Memory is never updated:

  • during partial evaluation
  • while edges are still missing
  • for failed or unsatisfied rules

This guarantees that stored structures are stable, complete, and meaningful.


Structural Observation Hook

The Structural Memory Layer is triggered via a single observer-style hook:

OnDerivedEventMaterialized(
    derived Event,
    contributors []Event,
    ruleID string,
)

This hook:

  • receives the derived event
  • receives all contributing events
  • knows which rule produced the derivation

It does not:

  • modify the network
  • trigger new rules
  • evaluate conditions

Its role is purely observational and mnemonic.


Structural Memory Primitives

Structural Revision Tracking

To support caching and invalidation, the layer tracks structural revisions, such as:

  • global network revision
  • per-node inbound/outbound revision
  • derivation-level depth changes

These revisions allow the system to know when cached structural knowledge becomes stale.


Local Semantic Statistics

For each derived event, the system records lightweight semantic summaries, for example:

  • count of contributor event types
  • contributor domains
  • depth of derivation
  • temporal density

These summaries allow many expression checks (e.g. HasChild, HasDescendants) to be resolved without traversing the graph.


Motif (Structural Pattern) Memory

The core unit of structural memory is a Motif.

A motif represents a semantic derivation shape, independent of specific event IDs.

A motif key typically includes:

  • derived event type
  • domain
  • normalized contributor types and relations

Example (conceptual):

Derived: cpu_critical
Contributors: [cpu_status_changed, cpu_status_changed, cpu_status_changed]
Relation: trigger

Multiple derivations can map to the same motif, forming a history of pattern occurrences.


Motif Instances

Each time a motif occurs, the layer records a motif instance, including:

  • derived event ID
  • contributor event IDs
  • timestamp
  • originating rule

This enables:

  • frequency analysis
  • temporal clustering
  • escalation detection
  • dominance analysis of contributors

What Structural Memory Enables

With structural memory in place, SYNAPSE can:

  • detect repeated semantic situations
  • recognize escalation patterns
  • identify dominant contributors to derived states
  • short-circuit expensive graph traversals
  • enable future learning and adaptive rule behavior

Importantly, this is done without modifying past events and without recomputing structure repeatedly.

Pattern Recognition and Stabilization

Structural memory enables recognition of repeated semantic derivations over time. When recurrence thresholds are exceeded, these recognitions may be promoted into new derived events, representing stabilized semantic state rather than momentary interpretation.

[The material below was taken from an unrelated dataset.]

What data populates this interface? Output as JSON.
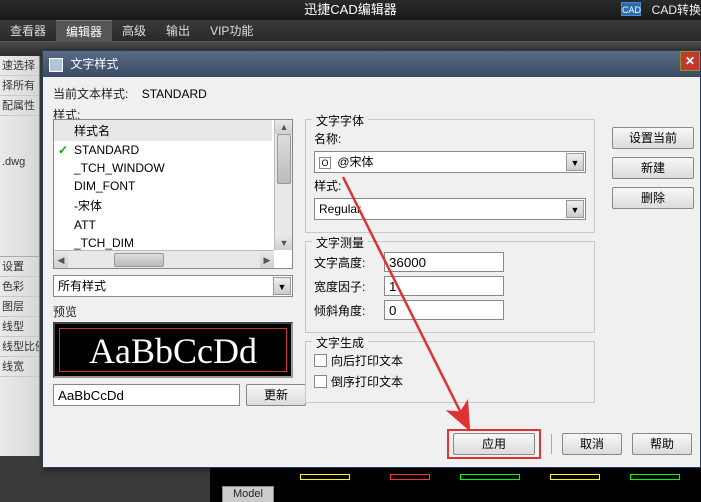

Rules construct meaning. Patterns stabilize meaning.

Recognition answers whether meaning is structurally valid. Stabilization answers whether meaning is durable.


What Structural Memory Is Not

The Structural Memory Layer is explicitly not:

  • a rule engine
  • a causal inference system
  • a CEP window processor
  • a mutable knowledge base

It does not explain why something happened.

It remembers how meaning emerged.


Alignment with SYNAPSE Philosophy

This layer embodies the core SYNAPSE idea:

Meaning is not stored in events themselves,

but in the structure of their relationships over time.

Structural memory allows SYNAPSE to move from:

  • event processing → semantic accumulation
  • rule execution → pattern recognition
  • stateless derivation → remembered structure

This forms the foundation for future extensions such as:

  • adaptive rules
  • structural learning
  • emergent behavior analysis

Scope and Status

The current Structural Memory Layer is implemented as a conceptual POC:

  • in-memory
  • deterministic
  • non-optimized

It is intentionally designed to evolve independently of storage, scale, or performance strategies.